A worst-case scenario for the year would see by 1.43m registrations, it said, representing a 12.9% decrease year-on-year to leave the sector 37.9% down on the 2000 to 2019 average and 37.9% down compared to 2019.
Despite the contracting market outlook Philip Nothard, Cox Automotive’s insight and strategy director, suggested that the company’s revised forecasts reflected “a resilient market”.
“We’ve been consistently commenting on the sector's headwinds for some time, and retailers and manufacturers respond resiliently,” he said.
“However, we must be realistic about the reality of the situation; new car production issues continue to affect most manufacturers, and there is a considerable shortfall in vehicles entering the market.”

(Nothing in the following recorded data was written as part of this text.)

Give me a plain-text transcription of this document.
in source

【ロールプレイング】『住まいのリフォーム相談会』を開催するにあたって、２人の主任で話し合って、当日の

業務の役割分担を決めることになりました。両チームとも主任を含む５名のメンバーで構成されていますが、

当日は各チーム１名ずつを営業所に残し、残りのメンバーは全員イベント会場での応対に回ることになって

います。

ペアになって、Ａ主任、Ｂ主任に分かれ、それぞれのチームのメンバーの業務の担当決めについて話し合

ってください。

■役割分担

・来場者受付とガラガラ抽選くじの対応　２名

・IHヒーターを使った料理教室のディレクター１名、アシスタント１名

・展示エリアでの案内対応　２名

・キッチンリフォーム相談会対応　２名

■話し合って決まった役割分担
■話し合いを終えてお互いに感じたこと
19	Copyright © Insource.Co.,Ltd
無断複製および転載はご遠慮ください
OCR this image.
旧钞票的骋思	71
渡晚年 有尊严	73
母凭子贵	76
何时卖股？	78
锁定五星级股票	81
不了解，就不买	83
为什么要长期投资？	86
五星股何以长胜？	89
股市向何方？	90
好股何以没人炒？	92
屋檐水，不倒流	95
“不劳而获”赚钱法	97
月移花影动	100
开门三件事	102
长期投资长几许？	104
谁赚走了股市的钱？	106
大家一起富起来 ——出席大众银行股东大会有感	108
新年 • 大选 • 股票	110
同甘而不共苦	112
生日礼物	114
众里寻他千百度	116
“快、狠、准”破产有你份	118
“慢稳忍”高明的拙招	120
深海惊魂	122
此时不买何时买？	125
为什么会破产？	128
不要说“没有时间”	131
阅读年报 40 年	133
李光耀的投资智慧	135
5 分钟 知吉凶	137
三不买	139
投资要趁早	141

Nothard added: “Although we believe output will increase as time goes on, this will certainly not make up for lost vehicles. Therefore, it remains unclear whether we will ever reach the circa 90m vehicles produced yearly again.”
Earlier this month AM reported how Kia, MG, Hyundai and Dacia were among the car brands defying the automotive sector’s supply issues to swell sales in H1 2022.
Supplies remain a key factor, though, with MG among the carmakers suspending the sale of certain models as it struggles to meet demand.
Cox Automotive also set out upside, baseline, and downside scenarios to predict the best, middle, and worst-case outcomes for the new vehicle market in its latest AutoFocus report.
The company predicts that Q3 2022 will end on 471,565 registrations, a 19% increase year-on-year, but 25.7% down compared to the 2000 to 2019 average and 20.5% on 2019.
The best-case scenario for Q4 is 351,171 registrations, a 6.2% increase year-on-year.
Nothard took time reflect on the future of the new car market in the Autofocus report, questioning whether UK car retailers would have to work with a push or pull market when supply chains eventually recover.
“Some commentators believe that the industry won't learn, and as soon as supply improves, we will return to old ways,” said Nothard.
“The reality, in my opinion, is more nuanced and is likely to be somewhere in the middle. But, as ever, one size does not fit all, and while some businesses will return to what they know, others will remain demand-driven with a focus on profitability.”